You can configure hosts so that LSF detects exceptional conditions while jobs are running, and take appropriate action automatically. You can customize what exceptions are detected, and the corresponding actions. By default, LSF does not detect any exceptions.
If you configure host exception handling, LSF can detect jobs that exit repeatedly on a host. The host can still be available to accept jobs, but some other problem prevents the jobs from running. Typically jobs that are dispatched to such “black hole”, or “job-eating” hosts exit abnormally. LSF monitors the job exit rate for hosts, and closes the host if the rate exceeds a threshold you configure (EXIT_RATE in lsb.hosts).
If EXIT_RATE is specified for the host, LSF invokes eadmin if the job exit rate for a host remains above the configured threshold for longer than 5 minutes. Use JOB_EXIT_RATE_DURATION in lsb.params to change how frequently LSF checks the job exit rate.
Use GLOBAL_EXIT_RATE in lsb.params to set a cluster-wide threshold in minutes for exited jobs. If EXIT_RATE is not specified for the host in lsb.hosts, GLOBAL_EXIT_RATE defines a default exit rate for all hosts in the cluster. Host-level EXIT_RATE overrides the GLOBAL_EXIT_RATE value.

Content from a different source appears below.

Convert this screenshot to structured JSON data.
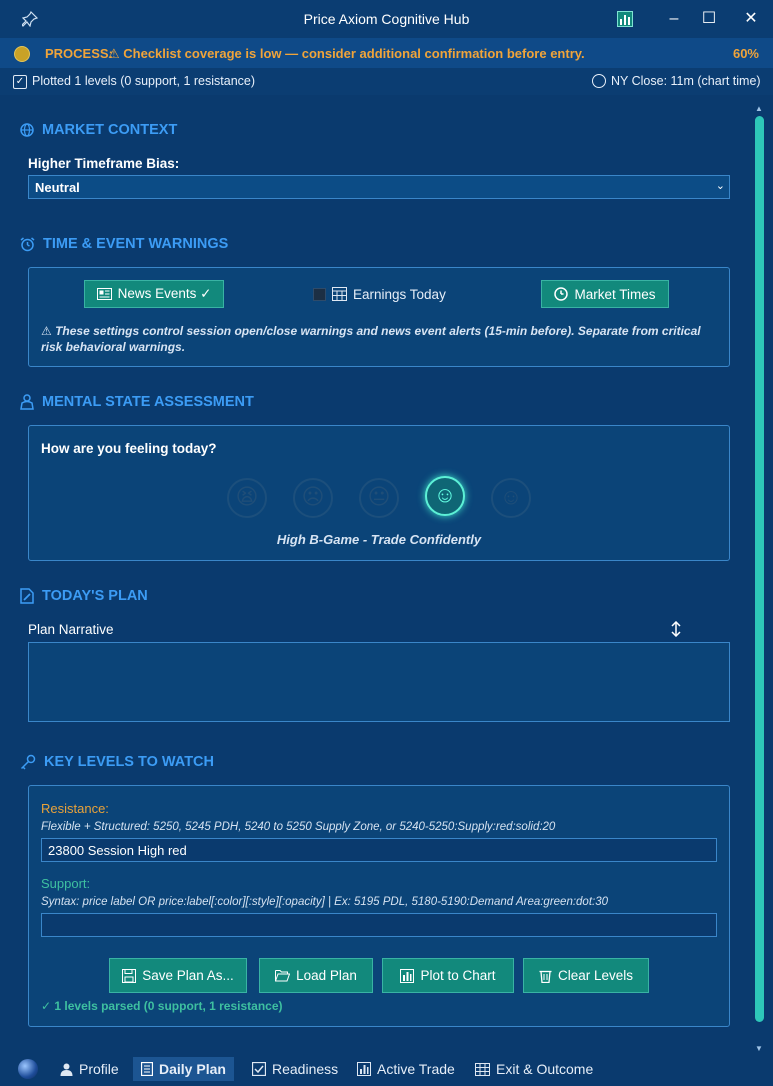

Specify a threshold for exited jobs. If the job exit rate is exceeded for 5 minutes or the period specified by JOB_EXIT_RATE_DURATION in lsb.params, LSF invokes eadmin to trigger a host exception.
The following Host section defines a job exit rate of 20 jobs for all hosts, and an exit rate of 10 jobs on hostA.
Begin Host
HOST_NAME MXJ EXIT_RATE # Keywords
Default ! 20
hostA ! 10
End Host
By default, LSF checks the number of exited jobs every 5 minutes. Use JOB_EXIT_RATE_DURATION in lsb.params to change this default.
Tune JOB_EXIT_RATE_DURATION carefully. Shorter values may raise false alarms, longer values may not trigger exceptions frequently enough.